Hi- I connected to your blog from Mayhem and Miracles. She's an awesome lady and has given you excellent advice. I just thought I would add an experience from my life. It might help.
We were really struggling financially and had 4 children to support. Life was just really hard. I decided to work outside the home and I found a really great job that I loved. (Notice how many I's there are in that last sentence!) However, my family wasn't loving it and I clearly felt God expressing His disappointment in me that I hadn't trusted Him. In fact, I never even asked Him for His insight. Long story short, I embarked on a faith adventure and asked my family what they wanted. It was unanimous - they wanted me home.

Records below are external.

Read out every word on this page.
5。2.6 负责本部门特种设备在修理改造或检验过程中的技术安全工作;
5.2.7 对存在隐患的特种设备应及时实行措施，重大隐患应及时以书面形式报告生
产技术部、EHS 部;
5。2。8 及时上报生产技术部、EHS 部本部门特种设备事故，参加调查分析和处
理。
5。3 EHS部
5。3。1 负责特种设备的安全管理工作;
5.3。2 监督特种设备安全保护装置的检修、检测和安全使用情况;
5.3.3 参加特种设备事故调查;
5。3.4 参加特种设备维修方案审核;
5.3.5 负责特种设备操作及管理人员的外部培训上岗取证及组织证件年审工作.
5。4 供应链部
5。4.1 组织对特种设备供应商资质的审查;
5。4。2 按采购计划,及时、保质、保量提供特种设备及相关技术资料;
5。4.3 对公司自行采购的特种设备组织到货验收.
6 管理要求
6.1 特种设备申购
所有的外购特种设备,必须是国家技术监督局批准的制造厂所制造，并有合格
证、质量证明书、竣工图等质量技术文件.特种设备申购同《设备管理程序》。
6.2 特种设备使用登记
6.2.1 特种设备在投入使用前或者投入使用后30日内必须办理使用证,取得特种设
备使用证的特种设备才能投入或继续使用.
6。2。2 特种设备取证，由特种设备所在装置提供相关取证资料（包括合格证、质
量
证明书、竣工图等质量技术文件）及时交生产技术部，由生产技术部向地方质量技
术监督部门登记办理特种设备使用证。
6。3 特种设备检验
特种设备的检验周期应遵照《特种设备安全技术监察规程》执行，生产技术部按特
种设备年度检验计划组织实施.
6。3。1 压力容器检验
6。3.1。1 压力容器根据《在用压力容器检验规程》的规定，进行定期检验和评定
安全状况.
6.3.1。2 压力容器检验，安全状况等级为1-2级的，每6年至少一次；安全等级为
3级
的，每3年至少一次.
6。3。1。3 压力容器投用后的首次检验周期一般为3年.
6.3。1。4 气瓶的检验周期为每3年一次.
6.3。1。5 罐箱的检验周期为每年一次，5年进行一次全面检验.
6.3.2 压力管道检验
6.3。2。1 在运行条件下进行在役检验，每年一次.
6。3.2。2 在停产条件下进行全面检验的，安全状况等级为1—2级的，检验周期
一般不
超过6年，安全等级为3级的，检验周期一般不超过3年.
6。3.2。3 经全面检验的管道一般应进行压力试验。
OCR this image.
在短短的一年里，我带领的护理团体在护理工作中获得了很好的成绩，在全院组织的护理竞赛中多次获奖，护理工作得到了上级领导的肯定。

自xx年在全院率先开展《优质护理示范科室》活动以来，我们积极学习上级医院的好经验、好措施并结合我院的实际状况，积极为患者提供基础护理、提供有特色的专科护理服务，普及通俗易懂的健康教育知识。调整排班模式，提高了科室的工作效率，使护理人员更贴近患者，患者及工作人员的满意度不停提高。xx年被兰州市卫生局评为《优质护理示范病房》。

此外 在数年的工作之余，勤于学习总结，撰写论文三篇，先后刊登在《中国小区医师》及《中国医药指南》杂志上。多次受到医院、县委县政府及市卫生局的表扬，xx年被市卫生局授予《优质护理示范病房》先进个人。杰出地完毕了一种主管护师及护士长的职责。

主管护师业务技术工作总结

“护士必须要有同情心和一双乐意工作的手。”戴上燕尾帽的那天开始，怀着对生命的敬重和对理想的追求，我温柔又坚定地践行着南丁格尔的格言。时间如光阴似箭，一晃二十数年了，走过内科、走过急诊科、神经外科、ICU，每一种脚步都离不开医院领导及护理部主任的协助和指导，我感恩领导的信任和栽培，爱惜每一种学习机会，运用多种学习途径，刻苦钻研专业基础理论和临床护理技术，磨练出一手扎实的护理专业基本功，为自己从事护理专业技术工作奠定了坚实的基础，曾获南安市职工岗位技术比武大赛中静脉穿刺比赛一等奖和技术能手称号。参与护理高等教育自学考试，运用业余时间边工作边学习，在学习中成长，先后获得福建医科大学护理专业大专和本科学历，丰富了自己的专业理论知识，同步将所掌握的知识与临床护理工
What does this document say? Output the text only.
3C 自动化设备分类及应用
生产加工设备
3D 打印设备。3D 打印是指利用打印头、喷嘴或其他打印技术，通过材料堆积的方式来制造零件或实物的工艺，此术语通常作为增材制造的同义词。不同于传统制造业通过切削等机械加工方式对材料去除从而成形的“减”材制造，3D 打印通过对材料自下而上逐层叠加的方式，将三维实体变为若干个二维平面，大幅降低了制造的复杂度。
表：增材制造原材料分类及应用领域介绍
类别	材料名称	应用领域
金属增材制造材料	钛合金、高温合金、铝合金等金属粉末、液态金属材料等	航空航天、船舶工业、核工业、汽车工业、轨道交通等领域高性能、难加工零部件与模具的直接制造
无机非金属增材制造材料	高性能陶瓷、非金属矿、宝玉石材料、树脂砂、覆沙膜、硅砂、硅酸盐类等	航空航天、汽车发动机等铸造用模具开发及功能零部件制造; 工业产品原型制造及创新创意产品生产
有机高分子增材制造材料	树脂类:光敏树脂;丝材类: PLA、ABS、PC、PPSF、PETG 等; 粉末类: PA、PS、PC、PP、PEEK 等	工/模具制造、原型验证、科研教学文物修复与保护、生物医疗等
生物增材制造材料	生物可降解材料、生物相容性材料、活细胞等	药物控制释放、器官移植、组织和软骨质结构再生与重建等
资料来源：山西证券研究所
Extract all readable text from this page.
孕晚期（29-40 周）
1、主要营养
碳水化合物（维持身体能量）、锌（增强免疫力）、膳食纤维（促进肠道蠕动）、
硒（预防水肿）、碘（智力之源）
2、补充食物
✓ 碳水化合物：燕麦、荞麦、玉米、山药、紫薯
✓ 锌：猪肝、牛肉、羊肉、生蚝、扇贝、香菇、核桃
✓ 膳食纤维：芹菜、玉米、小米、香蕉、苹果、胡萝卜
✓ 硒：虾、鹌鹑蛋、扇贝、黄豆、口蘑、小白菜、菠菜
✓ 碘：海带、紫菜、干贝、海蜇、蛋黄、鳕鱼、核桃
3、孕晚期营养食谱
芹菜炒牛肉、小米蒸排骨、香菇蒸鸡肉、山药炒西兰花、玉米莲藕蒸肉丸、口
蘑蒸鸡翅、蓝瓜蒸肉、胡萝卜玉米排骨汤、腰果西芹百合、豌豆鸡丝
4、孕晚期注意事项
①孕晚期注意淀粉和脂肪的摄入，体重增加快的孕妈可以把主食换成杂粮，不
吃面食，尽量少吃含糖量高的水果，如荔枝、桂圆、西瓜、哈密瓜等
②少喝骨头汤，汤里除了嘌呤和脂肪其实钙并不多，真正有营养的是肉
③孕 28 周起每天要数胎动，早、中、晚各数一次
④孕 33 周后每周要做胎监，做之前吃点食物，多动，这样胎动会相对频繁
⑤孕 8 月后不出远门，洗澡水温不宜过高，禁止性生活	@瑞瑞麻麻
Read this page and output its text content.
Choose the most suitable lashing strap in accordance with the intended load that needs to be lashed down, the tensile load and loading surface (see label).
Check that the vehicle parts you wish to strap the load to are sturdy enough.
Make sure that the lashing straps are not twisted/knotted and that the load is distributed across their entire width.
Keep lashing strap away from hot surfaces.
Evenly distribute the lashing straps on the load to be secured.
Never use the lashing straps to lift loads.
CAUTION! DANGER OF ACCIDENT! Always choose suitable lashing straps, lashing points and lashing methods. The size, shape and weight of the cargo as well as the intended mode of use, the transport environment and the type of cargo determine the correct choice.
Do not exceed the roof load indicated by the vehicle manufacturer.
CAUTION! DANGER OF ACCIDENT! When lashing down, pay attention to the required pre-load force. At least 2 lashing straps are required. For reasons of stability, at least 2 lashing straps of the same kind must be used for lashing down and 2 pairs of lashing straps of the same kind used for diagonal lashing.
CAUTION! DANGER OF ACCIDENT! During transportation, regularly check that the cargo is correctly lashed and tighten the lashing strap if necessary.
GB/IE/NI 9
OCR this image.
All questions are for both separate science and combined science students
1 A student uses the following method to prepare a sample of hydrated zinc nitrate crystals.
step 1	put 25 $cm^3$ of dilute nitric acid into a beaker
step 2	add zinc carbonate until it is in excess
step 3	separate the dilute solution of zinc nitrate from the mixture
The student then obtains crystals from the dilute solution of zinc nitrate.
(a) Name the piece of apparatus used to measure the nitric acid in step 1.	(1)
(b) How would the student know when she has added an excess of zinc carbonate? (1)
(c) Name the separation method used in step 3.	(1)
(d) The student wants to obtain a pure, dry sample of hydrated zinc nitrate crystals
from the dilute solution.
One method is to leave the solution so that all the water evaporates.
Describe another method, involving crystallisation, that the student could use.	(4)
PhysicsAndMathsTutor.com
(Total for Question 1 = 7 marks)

So with no visible means of being able to survive on my husband's meager preachers salary, I did the unthinkable and I quit. There are too many miracles to share with you here on how it worked but it was incredible and we were so happy and God was pleased. Two years later, the very same job was offered to me again out of the blue. This time I sought God's wisdom and guess what? He gave me a high five! I took the job and it worked so much better for all of us. Sometimes, I think it's not so much what we do, but whether we seek God's blessing before we do it. It was a great life lesson for me. You sound like you are on the right track in your questioning.
I will be praying that your decision is one that will be God blessed.
I think you should pray about it and God will answer your prayer. Sometimes it may not be what we want but that's only because God's vision for us is so much bigger than we could ever imagine.
So, how did it go, Krista? I'd love to hear an update. I know that that interview was ordained for something. Either to get the job, or to learn a valuable lesson through something that happened. Still praying....:)
Waiting to hear the results! Praying for your decision.